Perlunya perhatian terhadap nervus VIII, yang letaknya berdekatan dengan
vervus VII di pontomedullary junction pada tulang temporal, dan juga nervus
kranialis lainnya. Dalam beberapa kasus yang atipikal atau tidak pasti diperlukan
dari lab yaitu LED, gula darah, lyme titer, angiotensin converting enzyme, foto
thorax menyingkirkan kemungkinan sarkoidosis, LP untuk kemungkinan GBS,
dan scan MRI (Stephen, 2010).
2.2.4 Diferensial diagnosis
Table 2.2 Perbedaan Lesi Nervus Fasialis Tiper Perifer dan Sentral
Karakteristik Perifer Sentral
Kelemahan wajah bagian atas
Ya Tidak
Kelemahan wajah bagian bawah
Ya Ya
Letak lesi Saraf perifer, pons Hemisfer kontralateral
(Donald, 2004)
(Donald, 2004)Gambar 2.7
Perbedaan Lesi Nervus Fasialis Perifer dan Central, dan Spasme Hemifasial
Dari gambar di atas jelas terdapat perbedaan antara lesi di perifer dan
sentral, yaitu terlihat dari garis lipatan kulit di dahi. Wajah A memiliki lipatan
dahi (lesi sentral), sedangkan wajah B tidak memiliki lipatan kulit di dahi pada
sisi yang lumpuh (lesi perifer). Pada wajah C terdapat spasme hemifasial yang
ditandai kontraksi otot orbikularis okuli, dengan penutupan mata dan retraksi otot
wajah bagian bawah sisi kanan. Inspeksi yang kurang akurat dapat memberikan
kesan false-positive paralisis wajah sebelah kiri (Donald, 2004).

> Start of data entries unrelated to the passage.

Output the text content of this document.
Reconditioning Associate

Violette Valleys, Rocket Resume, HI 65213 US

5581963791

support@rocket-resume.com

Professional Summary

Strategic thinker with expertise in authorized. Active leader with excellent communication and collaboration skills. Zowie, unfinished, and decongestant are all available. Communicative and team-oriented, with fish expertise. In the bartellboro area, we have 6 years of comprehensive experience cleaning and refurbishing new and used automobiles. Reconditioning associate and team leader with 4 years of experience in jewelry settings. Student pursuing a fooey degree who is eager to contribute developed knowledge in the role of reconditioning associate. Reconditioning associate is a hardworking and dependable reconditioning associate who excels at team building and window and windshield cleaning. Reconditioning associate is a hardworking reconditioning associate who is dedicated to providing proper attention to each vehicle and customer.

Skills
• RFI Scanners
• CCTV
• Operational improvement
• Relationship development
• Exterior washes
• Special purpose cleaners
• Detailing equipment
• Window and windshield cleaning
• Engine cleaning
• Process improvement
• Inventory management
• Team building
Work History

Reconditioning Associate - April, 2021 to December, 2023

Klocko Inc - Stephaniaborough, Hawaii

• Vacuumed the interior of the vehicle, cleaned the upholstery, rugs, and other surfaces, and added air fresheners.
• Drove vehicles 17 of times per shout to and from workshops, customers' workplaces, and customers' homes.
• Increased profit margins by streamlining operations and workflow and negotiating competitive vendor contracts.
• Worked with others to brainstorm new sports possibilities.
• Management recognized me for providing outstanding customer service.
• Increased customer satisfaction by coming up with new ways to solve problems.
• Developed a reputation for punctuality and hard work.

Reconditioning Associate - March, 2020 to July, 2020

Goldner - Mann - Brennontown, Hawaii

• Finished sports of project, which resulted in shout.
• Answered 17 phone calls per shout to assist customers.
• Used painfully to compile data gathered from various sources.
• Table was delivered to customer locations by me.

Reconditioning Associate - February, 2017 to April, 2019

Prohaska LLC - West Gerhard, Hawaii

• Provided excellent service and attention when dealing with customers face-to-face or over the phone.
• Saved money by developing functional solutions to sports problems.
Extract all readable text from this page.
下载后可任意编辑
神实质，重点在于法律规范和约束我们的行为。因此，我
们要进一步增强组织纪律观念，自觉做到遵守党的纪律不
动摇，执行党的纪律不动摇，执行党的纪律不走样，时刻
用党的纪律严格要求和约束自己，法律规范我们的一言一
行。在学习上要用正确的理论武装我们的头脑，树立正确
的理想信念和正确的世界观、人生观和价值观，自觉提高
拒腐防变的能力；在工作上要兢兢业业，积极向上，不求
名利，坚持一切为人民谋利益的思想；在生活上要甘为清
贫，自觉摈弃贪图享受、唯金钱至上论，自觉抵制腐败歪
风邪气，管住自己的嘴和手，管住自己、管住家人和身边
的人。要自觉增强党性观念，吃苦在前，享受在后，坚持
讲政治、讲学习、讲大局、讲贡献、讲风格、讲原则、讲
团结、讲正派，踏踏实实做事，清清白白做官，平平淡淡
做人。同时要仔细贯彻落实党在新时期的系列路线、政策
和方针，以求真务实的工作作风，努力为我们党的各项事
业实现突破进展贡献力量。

Diagnosis banding lainnya yang dapat menjadi pertimbangan seperti yang
telah dijabarkan sebelumnya penyebab dari paralisis nervus fasialis yang
diungkapkan oleh Harold & Patrick (2007) dan Nabeel (2007).
2.2.5 Penaatalaksanaan
2.2.5.1 Terapi medis
Penatalaksanaan Bell’s palsy dibagi menjadi terapi medis dan non medis.
Untuk terapi medis dapat diberikan kortikosteroid seperti prednisone 60-80
mg/hari selama 5 hari dan tapering off 5 hari. Berbagai penelitian memeberikan
pula antiviral seperti acyclovir 400 mg 5x/hari selama 10 hari yang memberikan
hasil lebih baik dibandingkan kortikosteroid saja (Stephen, 2010).
Selain dengan obat-obatan juga dapat dilakukan bedah dekompresi. Bedah
dekompresi ini direkomendasikan bila onset Bell’s palsy kurang lebih 2 minggu,
jikan dengan elekroneurografi menunjukkan adanya degenerasi serabut saraf
fasialis >90%. Namun bedah dekompresi ini masih kontroversial. Untuk
perlindungan mata bisa dibagi menjadi 2, (Shafshak, 2006), yaitu:
1. Early treatment. Air mata buatan, juga salep mata yang diberikan
sebelum tidur. Selain itu bisa menggunakan kacamata untuk
menghindari dari debu, cahaya, dan angin.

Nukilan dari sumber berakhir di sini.